Living Columns & Blogs

Get into the spirit of election season with a look back in US presidential history

With the 2012 election fast approaching, this is an appropriate time to look back on a few intriguing presidential elections in history and offer reading suggestions. Personally, I've enjoyed reading "Guide to U.S. Elections, Fifth Edition, Vols. I & II.")


If you think recent presidential campaigns have been full of rancor, sleaze and controversy, wait until you read about the election of 1800. You had two heavyweight candidates: Thomas Jefferson of the Republican Party and the incumbent John Adams of the Federalist Party.

One of the big issues in the campaign was the role and size of the federal government. Sound familiar? To learn more, read "A Magnificent Catastrophe: The Tumultuous Election of 1800, America's First Presidential Campaign," by Edward Larson and "Adams vs Jefferson," by John Ferling.


This election took place with the Civil War looming. There were four contenders: Stephen Douglas, a Democrat from Illinois; John Breckenridge, a Democrat from Kentucky; John Bell, Constitutional Union Party nominee from Tennessee; and Abraham Lincoln, Republican from Illinois. ("Team of Rivals: The Political Genius of Abraham Lincoln," by Doris Kearns Goodwin; "Lincoln," by David Herbert Donald).

How Lincoln became the Republican nominee at all is itself a fascinating story. ("The Great Comeback: How Abraham Lincoln Beat the Odds to Win the 1860 Republican Nomination," by Gary Ecelbarger)

Another is the calamitous period between Lincoln's victory in November 1860 and his inauguration in March 1861. ("Lincoln: President-Elect: Abraham Lincoln and the Great Secession Winter," 1860-1861 by Harold Holzer)


One of the most interesting presidential elections in American history occurred in 1912 when former President Theodore Roosevelt (Bull Moose), incumbent President William Howard Taft (Republican), Woodrow Wilson (Democrat) and Eugene Debs (Socialist) competed in the November 1912 election.

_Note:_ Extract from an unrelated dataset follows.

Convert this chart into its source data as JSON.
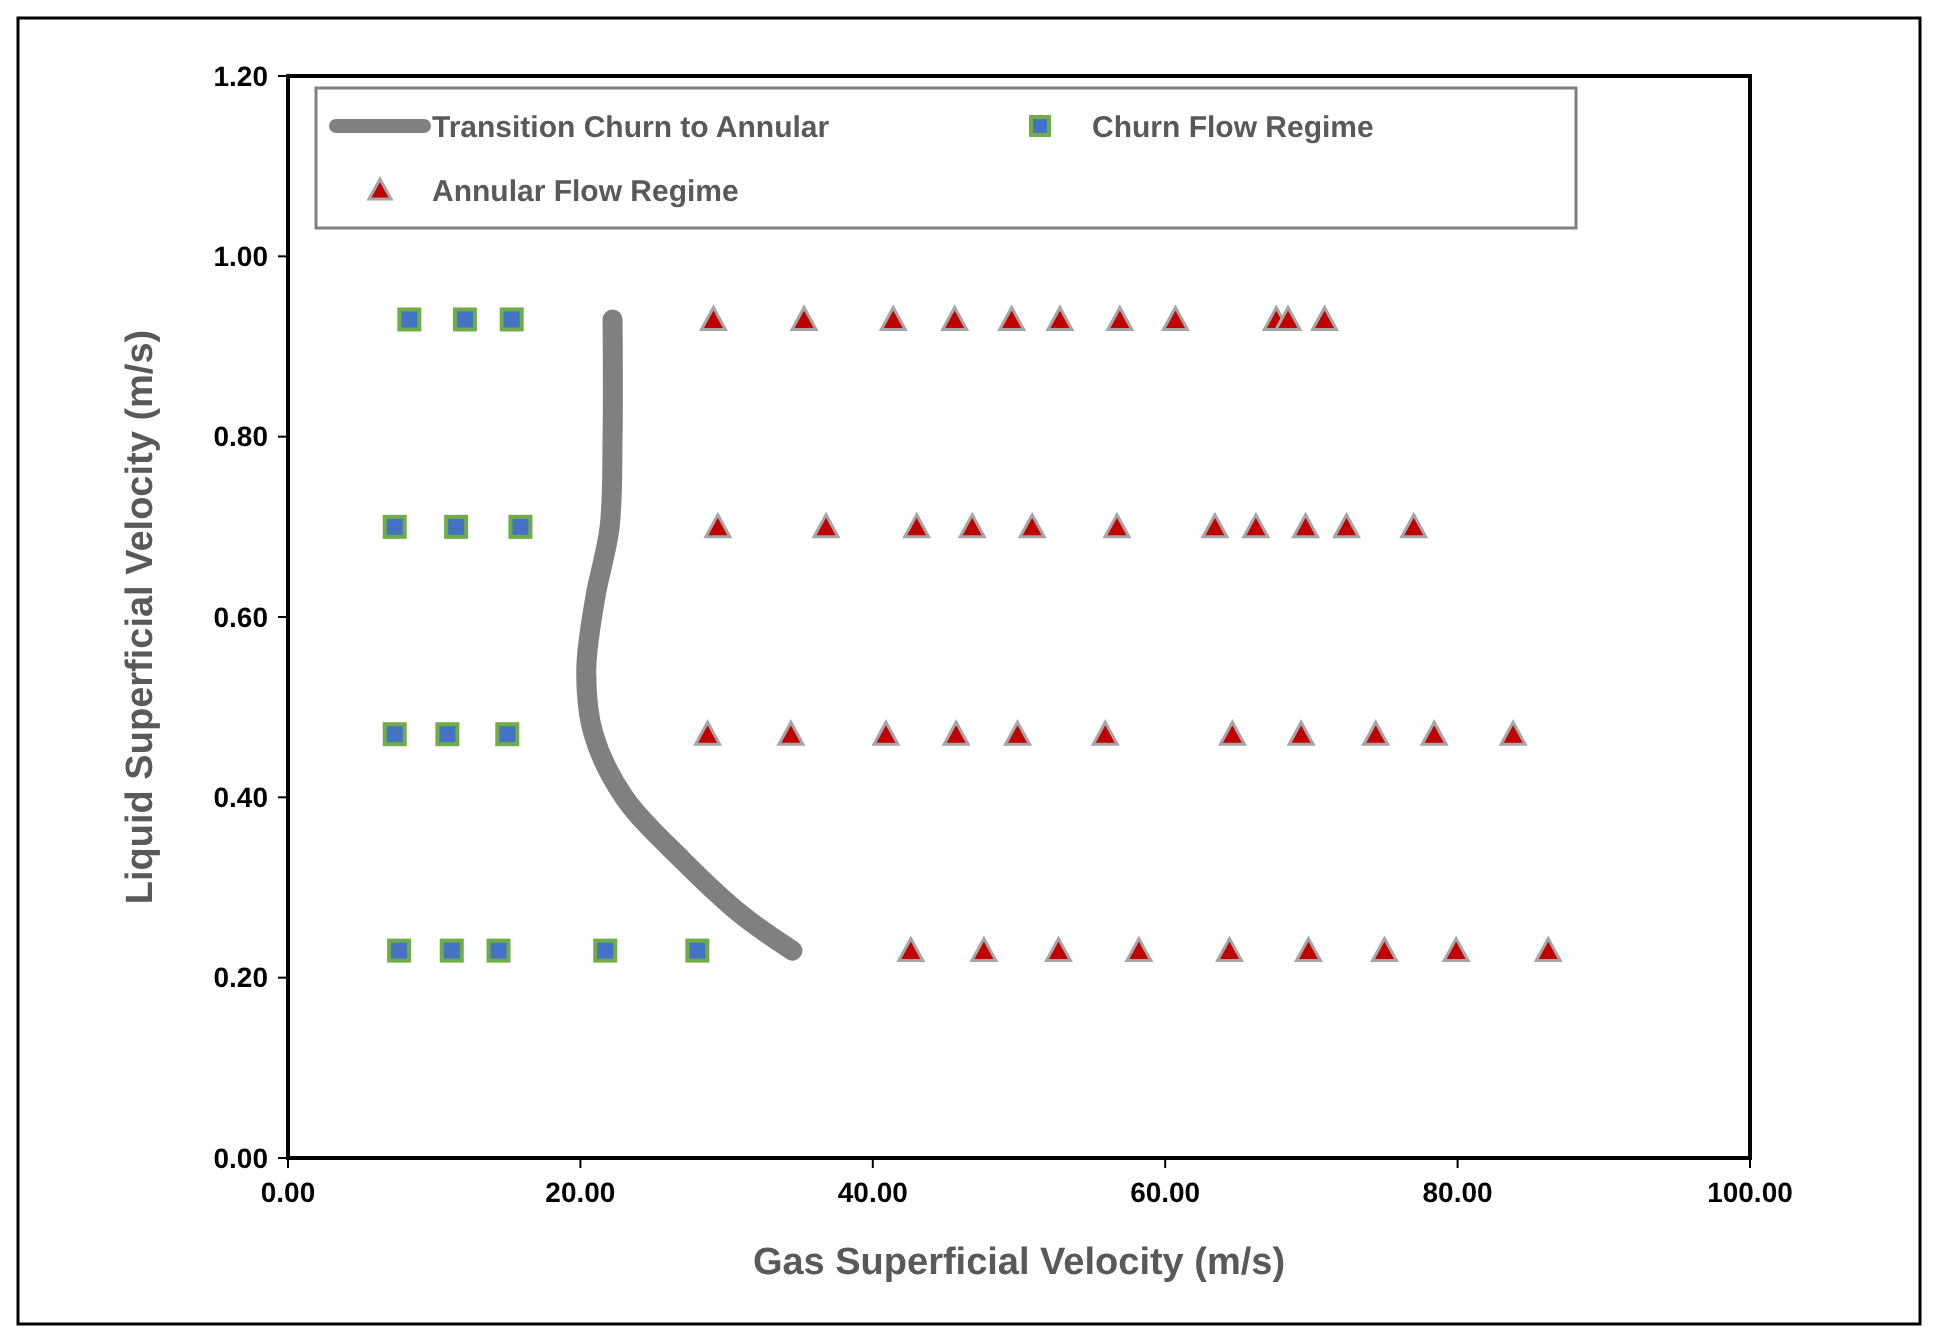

At one time, Roosevelt and Taft were both Republicans and the best of friends. Things changed during Taft's term. Read about it in "1912: Wilson, Roosevelt, Taft and Debs -- The Election that Changed the Country," by James Chace.


These days, there are a plethora of polls that come out before elections. Are they accurate? Do they really reflect the mood of the country? In 1948, pundits and polls predicted that Thomas Dewey, Republican governor of New York, would defeat President Truman. Dewey may have been over-confident, as was the Chicago Daily Tribune, which ran the front-page headline "Dewey defeats Truman." See "The Upset That Wasn't: Harry S. Truman and the Crucial Election of 1948," by Harold Gullan; and "1948: Harry Truman's Improbable Victory and the Year That Transformed America's Role in the World," by David Pietrusza.